An exploratory study of multi-channel CNN for early detection of lung cancer from longitudinal healthcare records
摘要
Lung cancer remains the leading cause of cancer-related mortality worldwide, with poor survival rates due to late-stage detection. Current low-dose computed tomography screening faces barriers including high costs and false-positive rates reaching 24%, while artificial intelligence offers opportunities to enhance early detection through longitudinal clinical data analysis. This study developed a Multi-Channel Convolutional Neural Network (MCNN) for lung cancer risk prediction using Taiwan’s National Health Insurance Research Database, encompassing 523,539 patients (2,809 lung cancer, 23,783 other cancer, and 496,947 non-cancer). The MCNN was designed as a lightweight model processing nine channels of diagnostic codes, medications, and medical orders over a three-year observation period. Systematic feature selection reduced estimated feature storage requirements by 99.8%, from approximately 1,184 GB for the full ICD feature space to approximately 2.11 GB for the selected features, while retaining clinical relevance.

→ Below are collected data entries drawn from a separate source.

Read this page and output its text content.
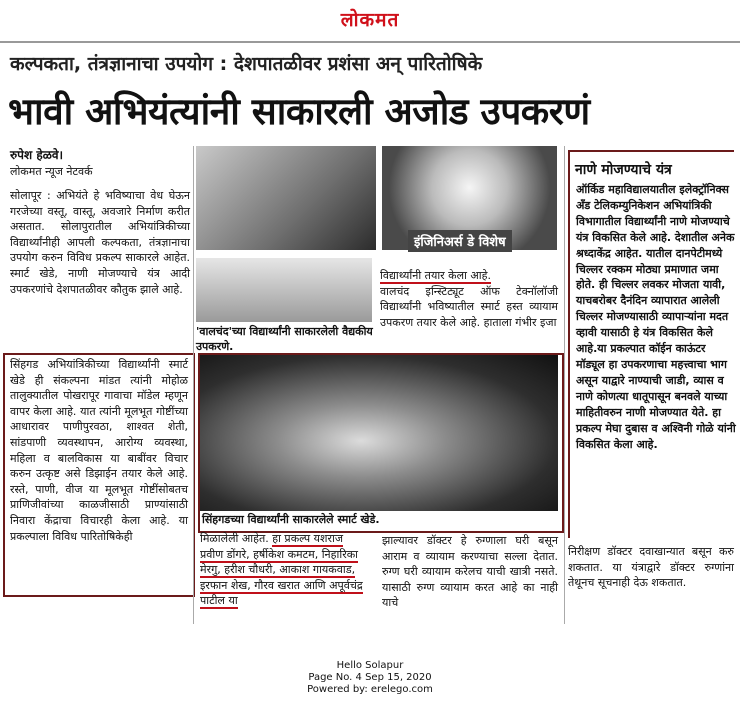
लोकमत
कल्पकता, तंत्रज्ञानाचा उपयोग : देशपातळीवर प्रशंसा अन् पारितोषिके
भावी अभियंत्यांनी साकारली अजोड उपकरणं
रुपेश हेळवे।
लोकमत न्यूज नेटवर्क
सोलापूर : अभियंते हे भविष्याचा वेध घेऊन गरजेच्या वस्तू, वास्तू, अवजारे निर्माण करीत असतात. सोलापुरातील अभियांत्रिकीच्या विद्यार्थ्यांनीही आपली कल्पकता, तंत्रज्ञानाचा उपयोग करुन विविध प्रकल्प साकारले आहेत. स्मार्ट खेडे, नाणी मोजण्याचे यंत्र आदी उपकरणांचे देशपातळीवर कौतुक झाले आहे.
सिंहगड अभियांत्रिकीच्या विद्यार्थ्यांनी स्मार्ट खेडे ही संकल्पना मांडत त्यांनी मोहोळ तालुक्यातील पोखरापूर गावाचा मॉडेल म्हणून वापर केला आहे. यात त्यांनी मूलभूत गोष्टींच्या आधारावर पाणीपुरवठा, शाश्वत शेती, सांडपाणी व्यवस्थापन, आरोग्य व्यवस्था, महिला व बालविकास या बाबींवर विचार करुन उत्कृष्ट असे डिझाईन तयार केले आहे. रस्ते, पाणी, वीज या मूलभूत गोष्टींसोबतच प्राणिजीवांच्या काळजीसाठी प्राण्यांसाठी निवारा केंद्राचा विचारही केला आहे. या प्रकल्पाला विविध पारितोषिकेही
'वालचंद'च्या विद्यार्थ्यांनी साकारलेली वैद्यकीय उपकरणे.
इंजिनिअर्स डे विशेष
विद्यार्थ्यांनी तयार केला आहे.
वालचंद इन्स्टिट्यूट ऑफ टेक्नॉलॉजी विद्यार्थ्यांनी भविष्यातील स्मार्ट हस्त व्यायाम उपकरण तयार केले आहे. हाताला गंभीर इजा
सिंहगडच्या विद्यार्थ्यांनी साकारलेले स्मार्ट खेडे.
मिळालेली आहेत. हा प्रकल्प यशराज प्रवीण डोंगरे, हर्षीकेश कमटम, निहारिका मेरगु, हरीश चौधरी, आकाश गायकवाड, इरफान शेख, गौरव खरात आणि अपूर्वचंद्र पाटील या
झाल्यावर डॉक्टर हे रुग्णाला घरी बसून आराम व व्यायाम करण्याचा सल्ला देतात. रुग्ण घरी व्यायाम करेलच याची खात्री नसते. यासाठी रुग्ण व्यायाम करत आहे का नाही याचे
नाणे मोजण्याचे यंत्र
ऑर्किड महाविद्यालयातील इलेक्ट्रॉनिक्स अँड टेलिकम्युनिकेशन अभियांत्रिकी विभागातील विद्यार्थ्यांनी नाणे मोजण्याचे यंत्र विकसित केले आहे. देशातील अनेक श्रध्दाकेंद्र आहेत. यातील दानपेटीमध्ये चिल्लर रक्कम मोठ्या प्रमाणात जमा होते. ही चिल्लर लवकर मोजता यावी, याचबरोबर दैनंदिन व्यापारात आलेली चिल्लर मोजण्यासाठी व्यापाऱ्यांना मदत व्हावी यासाठी हे यंत्र विकसित केले आहे.या प्रकल्पात कॉईन काऊंटर मॉड्यूल हा उपकरणाचा महत्त्वाचा भाग असून याद्वारे नाण्याची जाडी, व्यास व नाणे कोणत्या धातूपासून बनवले याच्या माहितीवरुन नाणी मोजण्यात येते. हा प्रकल्प मेघा दुबास व अश्विनी गोळे यांनी विकसित केला आहे.
निरीक्षण डॉक्टर दवाखान्यात बसून करु शकतात. या यंत्राद्वारे डॉक्टर रुग्णांना तेथूनच सूचनाही देऊ शकतात.
Hello Solapur
Page No. 4 Sep 15, 2020
Powered by: erelego.com
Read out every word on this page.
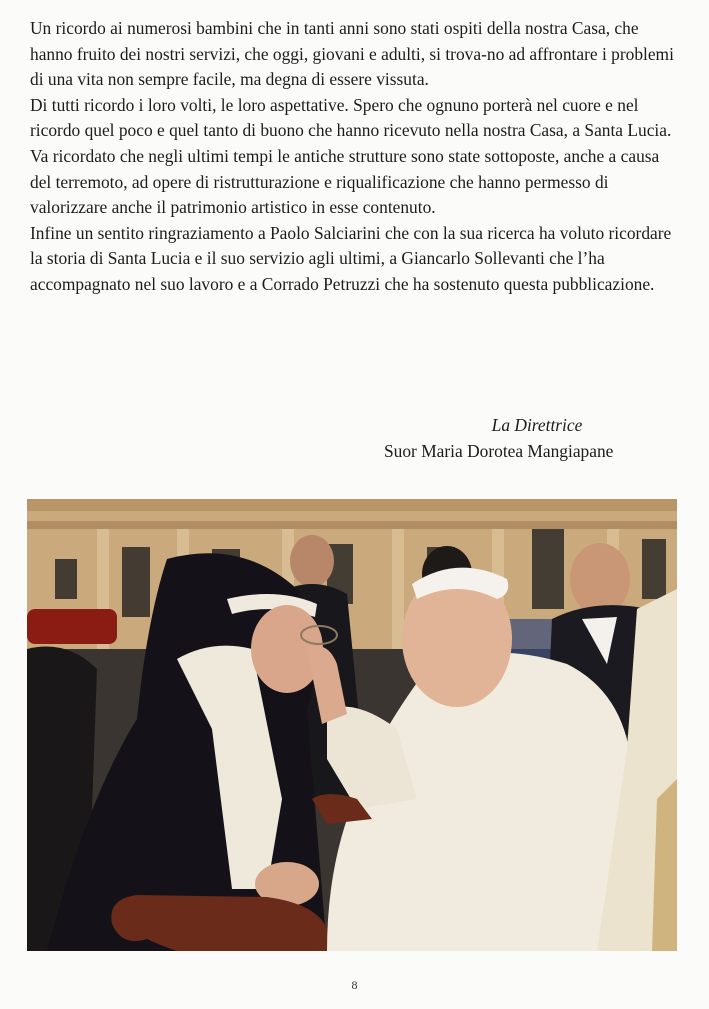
Un ricordo ai numerosi bambini che in tanti anni sono stati ospiti della nostra Casa, che hanno fruito dei nostri servizi, che oggi, giovani e adulti, si trova-no ad affrontare i problemi di una vita non sempre facile, ma degna di essere vissuta.

Di tutti ricordo i loro volti, le loro aspettative. Spero che ognuno porterà nel cuore e nel ricordo quel poco e quel tanto di buono che hanno ricevuto nella nostra Casa, a Santa Lucia.

Va ricordato che negli ultimi tempi le antiche strutture sono state sottoposte, anche a causa del terremoto, ad opere di ristrutturazione e riqualificazione che hanno permesso di valorizzare anche il patrimonio artistico in esse contenuto.

Infine un sentito ringraziamento a Paolo Salciarini che con la sua ricerca ha voluto ricordare la storia di Santa Lucia e il suo servizio agli ultimi, a Giancarlo Sollevanti che l’ha accompagnato nel suo lavoro e a Corrado Petruzzi che ha sostenuto questa pubblicazione.

La Direttrice
Suor Maria Dorotea Mangiapane
8
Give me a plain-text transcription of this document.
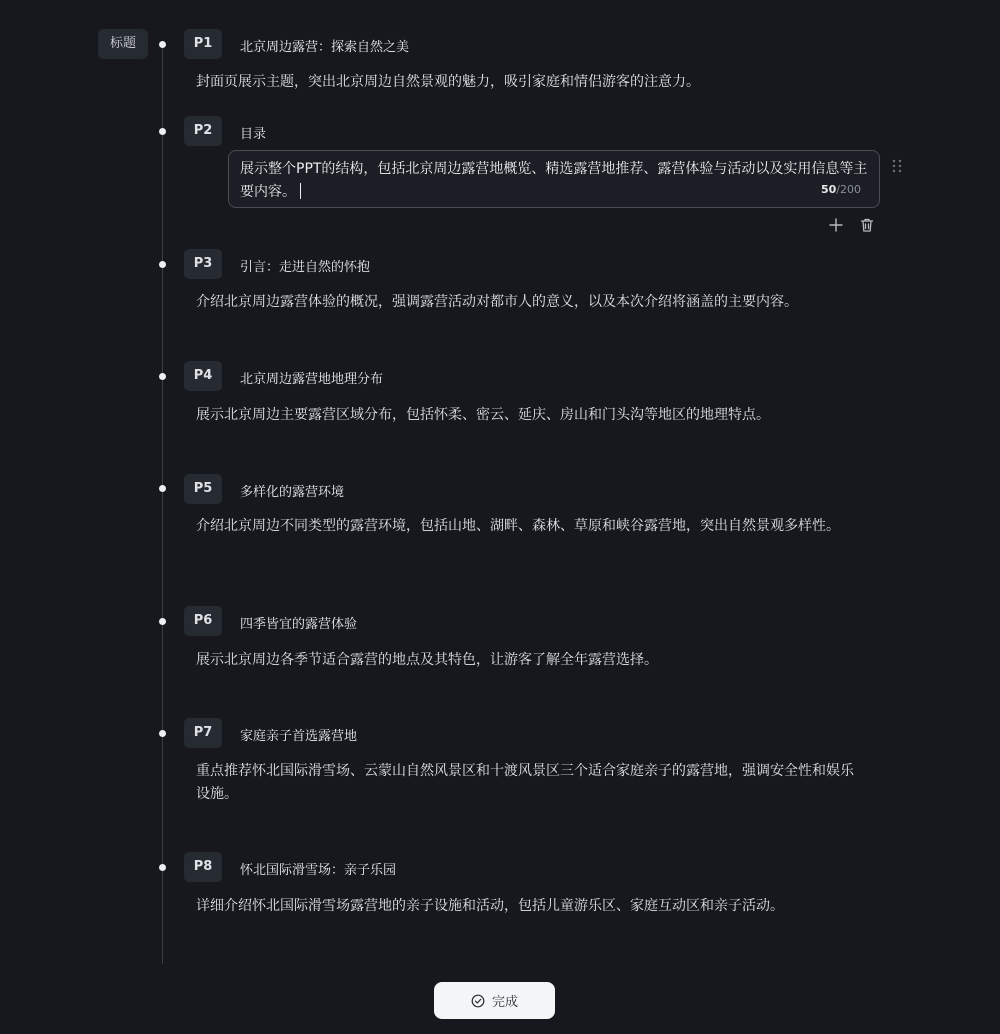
标题	P1	北京周边露营：探索自然之美
封面页展示主题，突出北京周边自然景观的魅力，吸引家庭和情侣游客的注意力。
P2	目录
展示整个PPT的结构，包括北京周边露营地概览、精选露营地推荐、露营体验与活动以及实用信息等主要内容。	50/200
P3	引言：走进自然的怀抱
介绍北京周边露营体验的概况，强调露营活动对都市人的意义，以及本次介绍将涵盖的主要内容。
P4	北京周边露营地地理分布
展示北京周边主要露营区域分布，包括怀柔、密云、延庆、房山和门头沟等地区的地理特点。
P5	多样化的露营环境
介绍北京周边不同类型的露营环境，包括山地、湖畔、森林、草原和峡谷露营地，突出自然景观多样性。
P6	四季皆宜的露营体验
展示北京周边各季节适合露营的地点及其特色，让游客了解全年露营选择。
P7	家庭亲子首选露营地
重点推荐怀北国际滑雪场、云蒙山自然风景区和十渡风景区三个适合家庭亲子的露营地，强调安全性和娱乐设施。
P8	怀北国际滑雪场：亲子乐园
详细介绍怀北国际滑雪场露营地的亲子设施和活动，包括儿童游乐区、家庭互动区和亲子活动。
完成
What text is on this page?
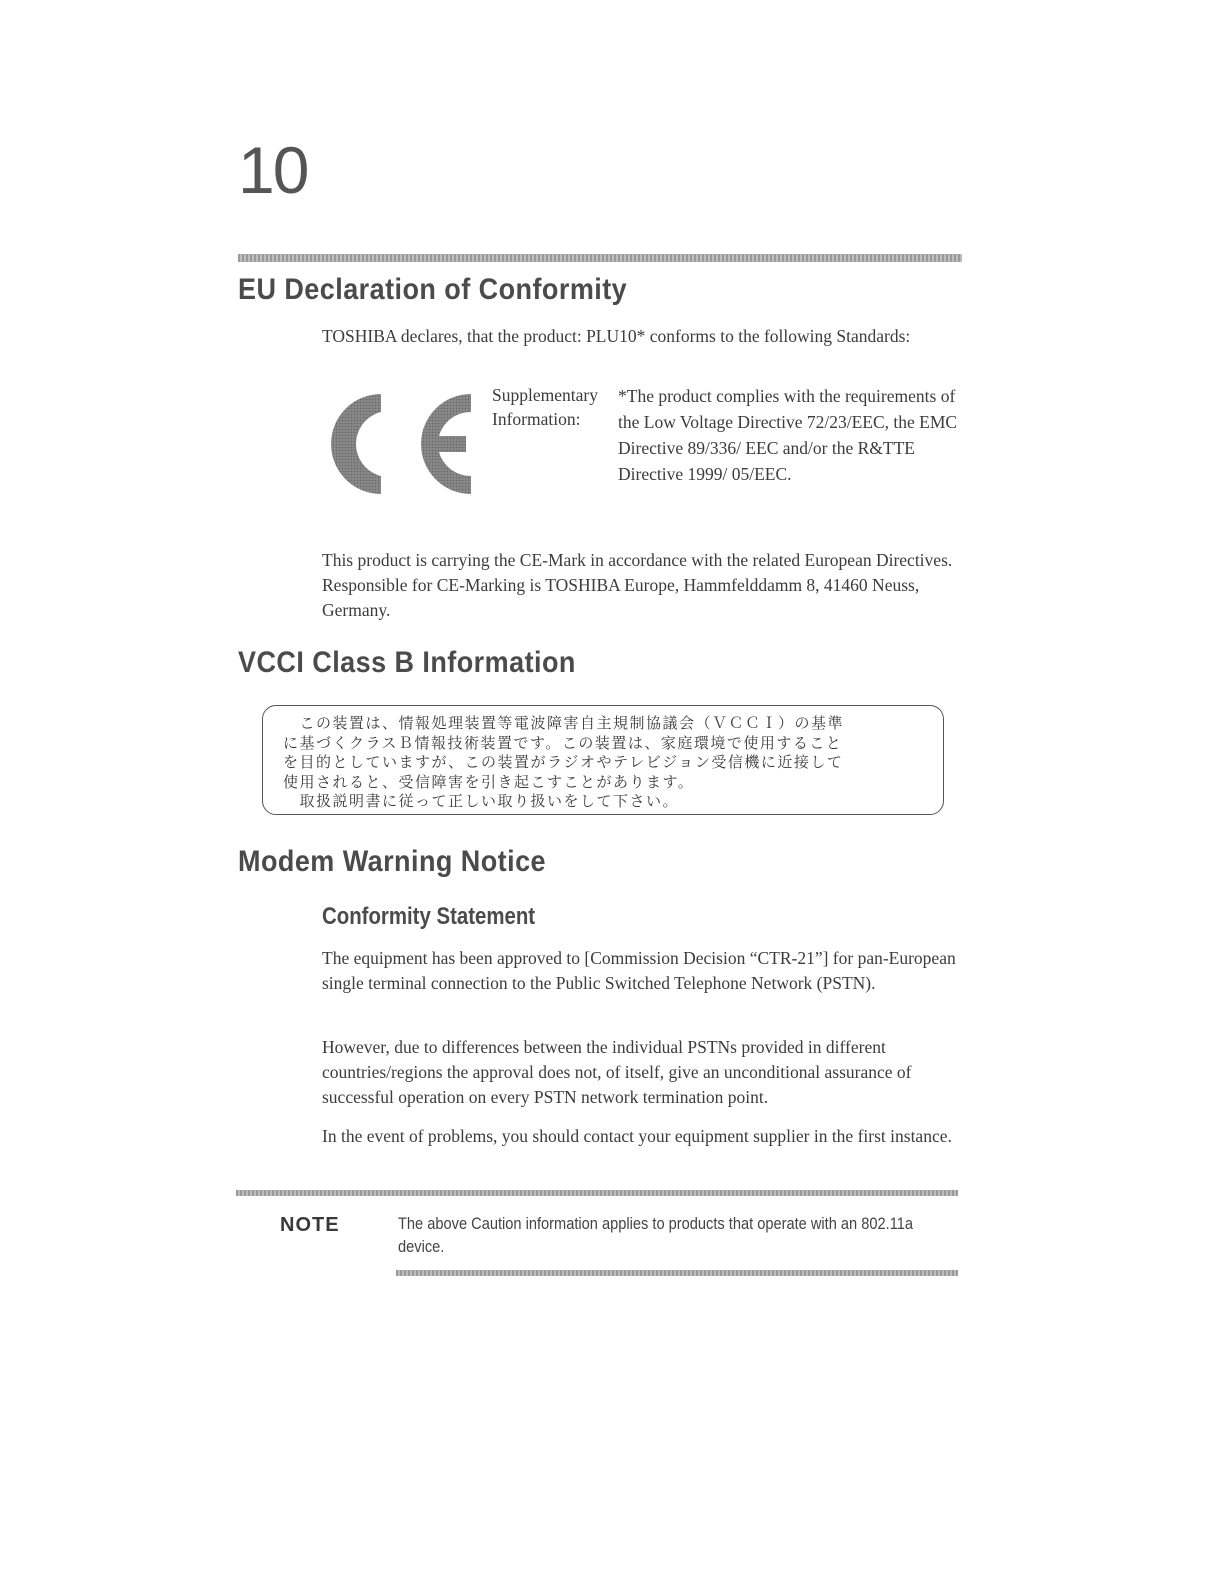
10
EU Declaration of Conformity

TOSHIBA declares, that the product: PLU10* conforms to the following Standards:

Supplementary Information:
*The product complies with the requirements of the Low Voltage Directive 72/23/EEC, the EMC Directive 89/336/ EEC and/or the R&TTE Directive 1999/ 05/EEC.

This product is carrying the CE-Mark in accordance with the related European Directives. Responsible for CE-Marking is TOSHIBA Europe, Hammfelddamm 8, 41460 Neuss, Germany.

VCCI Class B Information

　この装置は、情報処理装置等電波障害自主規制協議会（ＶＣＣＩ）の基準

に基づくクラスＢ情報技術装置です。この装置は、家庭環境で使用すること

を目的としていますが、この装置がラジオやテレビジョン受信機に近接して

使用されると、受信障害を引き起こすことがあります。

　取扱説明書に従って正しい取り扱いをして下さい。

Modem Warning Notice
Conformity Statement

The equipment has been approved to [Commission Decision “CTR-21”] for pan-European single terminal connection to the Public Switched Telephone Network (PSTN).

However, due to differences between the individual PSTNs provided in different countries/regions the approval does not, of itself, give an unconditional assurance of successful operation on every PSTN network termination point.

In the event of problems, you should contact your equipment supplier in the first instance.

NOTE	The above Caution information applies to products that operate with an 802.11a device.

Model performance was assessed using stratified 10-fold cross-validation against seven machine learning baselines, and interpretability was examined through SHAP analysis. The MCNN achieved an F₁-score of 66.91%, precision of 84.47%, and recall of 59.79%. Ablation studies confirmed multi-modal integration benefits, with diagnostic codes providing primary predictive power. SHAP analysis revealed distinct temporal patterns validating the model’s ability to identify pre-diagnostic phases through healthcare engagement patterns. Findings are based on internal validation within a single national database, and key risk factors such as smoking history are not captured in administrative claims data; future evaluation in independent external cohorts is therefore warranted to confirm these findings. The model’s high precision minimizes false-positive rates while its computational efficiency and clinical interpretability support practical implementation as a complementary claims-based screening support tool for early cancer detection.